Edna Sutton said three payments of $143 were withdrawn from her account instead of one.
"I'm on fixed income. I need my money. If we didn't need money and weren't going through hardships, we wouldn't have to be going to places like this," she said.
She is worried about bouncing her mortgage check and paying overdraft fees.
She was at the Check 'n Go in Cleveland's Church Square shopping center, hoping to get the problem fixed.
She is wheelchair-bound and unsuccessfully tried to get help by phone.
"They wouldn't answer the phone ... to go into my account and take money and not answer calls, that's ludicrous. Who wouldn't be pissed off? I am," she continued.
A worker at the Church Square branch declined to answer questions and ordered a Channel 3 News crew off the premises.
A spokesman for Check 'n Go said all impacted customers are being contacted, and the company will cover all bounced checks, fees "and a little extra."
He stressed that "... all aggrieved customers will be made whole."
Five years ago, Ohio lawmakers and voters sought to clamp down on payday lenders and limit exorbitant interest they charged.
But lenders are still here and thriving. An estimated 10 percent of Ohioans use them for emergency financial help.
Customer Anita Woolfolk says, "They give you loans when other people wouldn't."
Policy Matters is a group that's done studies about the lenders and their products.
The group's Amy Hanuaer says, "Despite the fact voters have said they don't want them here, payday lenders have gotten around the rules and continue to make exorbitant loans in Ohio ..."

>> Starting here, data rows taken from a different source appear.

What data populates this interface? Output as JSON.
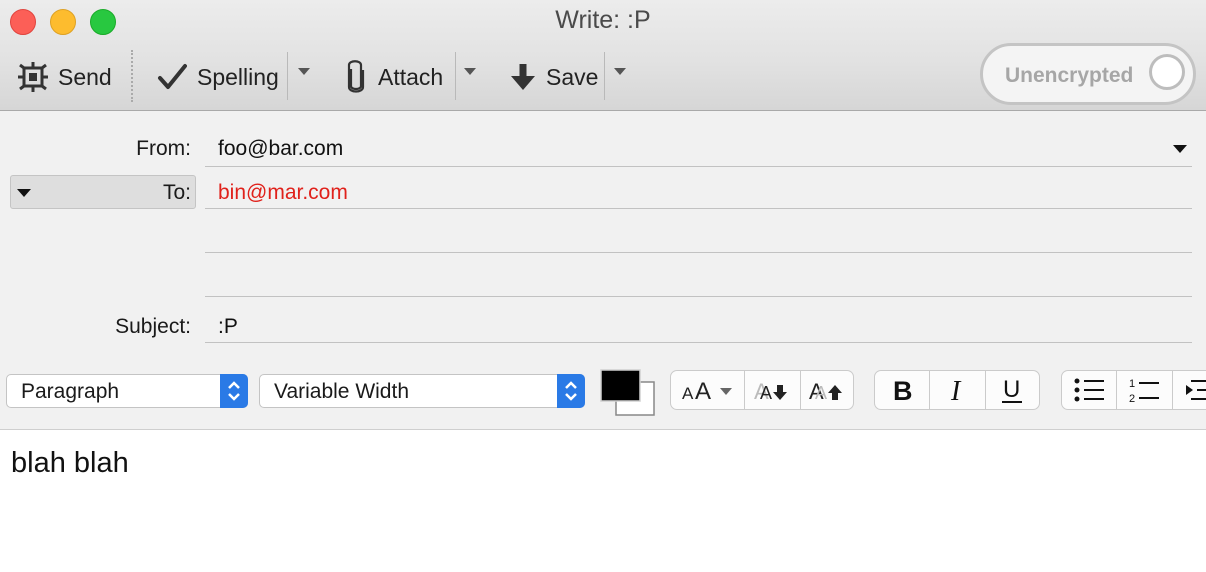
{
  "window": {
    "title": "Write: :P"
  },
  "toolbar": {
    "send_label": "Send",
    "spelling_label": "Spelling",
    "attach_label": "Attach",
    "save_label": "Save",
    "encryption_label": "Unencrypted",
    "icons": [
      "send-icon",
      "checkmark-icon",
      "paperclip-icon",
      "download-arrow-icon"
    ]
  },
  "header": {
    "from_label": "From:",
    "from_value": "foo@bar.com",
    "to_label": "To:",
    "to_value": "bin@mar.com",
    "subject_label": "Subject:",
    "subject_value": ":P"
  },
  "format": {
    "paragraph_style": "Paragraph",
    "font_family": "Variable Width",
    "text_color": "#000000",
    "background_color": "#ffffff"
  },
  "body": {
    "text": "blah blah"
  },
  "colors": {
    "recipient": "#e0211b",
    "accent": "#2a7ae6"
  }
}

Payday lenders operate in all 50 states. Many regulate them more strictly than Ohio.
Lenders in Ohio still have loans with 300 percent to 700 percent annual interest rates, using laws designed for mortgage lenders or credit repair groups.
Some are offering loans using the borrower's car as collateral.
Hanauer said, "Basically, we just need to say no lender of any type can charge more than 36 percent interest rate, end of story."